Tip #4: Look out for each other.
Listener Lynne is concerned about the world and its people, so when she asks about happiness, she doesn’t just mean Crazy Rich Asians bachelor party pleasures. She’s likely looking for meaning as well.
Luckily, there is a way to make two Pop Tarts with one toaster: strong social connections. A study out of Florida State University examined almost 400 participants and assessed which traits and activities were most related to happiness or meaning.

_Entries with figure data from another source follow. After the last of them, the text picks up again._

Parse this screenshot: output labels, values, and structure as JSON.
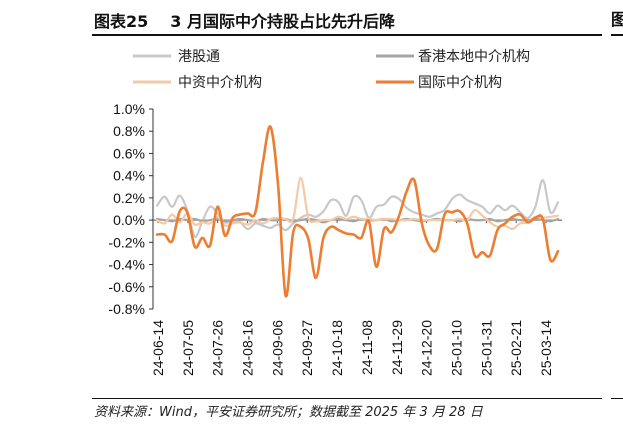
{
  "header": {
    "figure_label": "图表25",
    "title": "3 月国际中介持股占比先升后降",
    "right_stub": "图"
  },
  "source_note": "资料来源：Wind，平安证券研究所；数据截至 2025 年 3 月 28 日",
  "colors": {
    "hk_connect": "#c8c8c8",
    "hk_local": "#a6a6a6",
    "china_intermediary": "#f6c8a4",
    "intl_intermediary": "#ed7d31"
  },
  "chart_data": {
    "type": "line",
    "title": "3 月国际中介持股占比先升后降",
    "xlabel": "",
    "ylabel": "",
    "ylim": [
      -0.008,
      0.01
    ],
    "yticks": [
      -0.008,
      -0.006,
      -0.004,
      -0.002,
      0.0,
      0.002,
      0.004,
      0.006,
      0.008,
      0.01
    ],
    "ytick_labels": [
      "-0.8%",
      "-0.6%",
      "-0.4%",
      "-0.2%",
      "0.0%",
      "0.2%",
      "0.4%",
      "0.6%",
      "0.8%",
      "1.0%"
    ],
    "xtick_labels": [
      "24-06-14",
      "24-07-05",
      "24-07-26",
      "24-08-16",
      "24-09-06",
      "24-09-27",
      "24-10-18",
      "24-11-08",
      "24-11-29",
      "24-12-20",
      "25-01-10",
      "25-01-31",
      "25-02-21",
      "25-03-14"
    ],
    "legend_position": "top",
    "series": [
      {
        "name": "港股通",
        "color_key": "hk_connect",
        "values": [
          0.0013,
          0.0021,
          0.0012,
          0.0022,
          0.0009,
          -0.0015,
          -0.0001,
          0.0012,
          0.0006,
          -0.0002,
          -0.0001,
          -0.0002,
          -0.0008,
          -0.0003,
          -0.0005,
          -0.0007,
          -0.0004,
          -0.0009,
          -0.0003,
          0.0002,
          0.0005,
          0.0003,
          0.0008,
          0.0018,
          0.0016,
          0.0004,
          0.0021,
          0.0018,
          0.0002,
          0.0012,
          0.0014,
          0.0021,
          0.0019,
          0.0011,
          0.0007,
          0.0005,
          0.0003,
          0.0006,
          0.0009,
          0.0019,
          0.0023,
          0.0018,
          0.0015,
          0.0012,
          0.0006,
          0.0013,
          0.0009,
          0.0013,
          0.0007,
          0.0002,
          0.0012,
          0.0036,
          0.0007,
          0.0016
        ]
      },
      {
        "name": "香港本地中介机构",
        "color_key": "hk_local",
        "values": [
          0.0001,
          0.0,
          -0.0001,
          0.0001,
          0.0,
          0.0001,
          -0.0001,
          0.0,
          0.0001,
          -0.0001,
          0.0,
          0.0001,
          0.0,
          -0.0001,
          0.0001,
          0.0,
          0.0,
          0.0001,
          -0.0001,
          0.0,
          0.0001,
          0.0,
          -0.0002,
          0.0,
          0.0001,
          0.0,
          -0.0001,
          0.0001,
          0.0,
          0.0,
          0.0001,
          -0.0001,
          0.0,
          0.0001,
          0.0,
          -0.0001,
          0.0,
          0.0001,
          0.0,
          0.0,
          -0.0001,
          0.0001,
          0.0,
          0.0,
          0.0001,
          -0.0001,
          0.0,
          0.0001,
          0.0,
          0.0,
          0.0001,
          0.0,
          -0.0001,
          0.0001
        ]
      },
      {
        "name": "中资中介机构",
        "color_key": "china_intermediary",
        "values": [
          0.0,
          -0.0003,
          0.0005,
          -0.0002,
          0.0006,
          -0.0004,
          -0.0002,
          -0.0003,
          0.0003,
          -0.0005,
          -0.0003,
          -0.0002,
          -0.0004,
          0.0,
          -0.0003,
          0.0001,
          0.0002,
          0.0001,
          0.0001,
          0.0038,
          0.0002,
          -0.0001,
          0.0,
          0.0,
          0.0003,
          0.0001,
          0.0003,
          0.0001,
          0.0001,
          0.0,
          0.0001,
          0.0001,
          0.0,
          0.0,
          0.0001,
          0.0,
          0.0,
          0.0,
          0.0,
          0.0,
          0.0001,
          0.0,
          0.0009,
          0.0004,
          -0.0002,
          -0.0006,
          -0.0005,
          -0.0008,
          -0.0003,
          -0.0002,
          0.0003,
          0.0002,
          0.0003,
          0.0004
        ]
      },
      {
        "name": "国际中介机构",
        "color_key": "intl_intermediary",
        "values": [
          -0.0013,
          -0.0013,
          -0.0019,
          0.0008,
          0.0007,
          -0.0024,
          -0.0016,
          -0.0023,
          0.0012,
          -0.0014,
          0.0002,
          0.0005,
          0.0006,
          0.0007,
          0.0052,
          0.0084,
          0.0032,
          -0.0068,
          -0.0011,
          -0.0006,
          -0.0017,
          -0.0052,
          -0.0016,
          -0.0006,
          -0.0009,
          -0.0012,
          -0.0013,
          -0.0016,
          -0.0001,
          -0.0042,
          -0.0008,
          -0.0011,
          0.0004,
          0.0026,
          0.0036,
          -0.0003,
          -0.0023,
          -0.0026,
          0.0005,
          0.0007,
          0.0008,
          -0.0003,
          -0.0032,
          -0.0029,
          -0.0032,
          -0.0009,
          -0.0003,
          0.0003,
          0.0005,
          -0.0002,
          0.0002,
          0.0001,
          -0.0036,
          -0.0028
        ]
      }
    ]
  }
}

What went along with both? High-quality social relationships. There were nuances: hanging out with friends was linked more strongly to happiness than meaning, while spending time with family—like taking care of kids—was meaningful but not necessarily happy. Likewise, being a giver was meaningful, while takers were happier. But overall, connecting with others is the key to finding comfort and happiness in the shadow of today’s headlines. I guess company is actually the antidote for misery.
So to Lynne and the millions in the same boat: hang in there. Feel what you feel, let it compel you to action, search out good news as a counterweight, take a break when you need it, and most importantly, go hang out with your friends and loved ones. Even when the headlines read like a dystopian novel, remember there can still be a happy ending.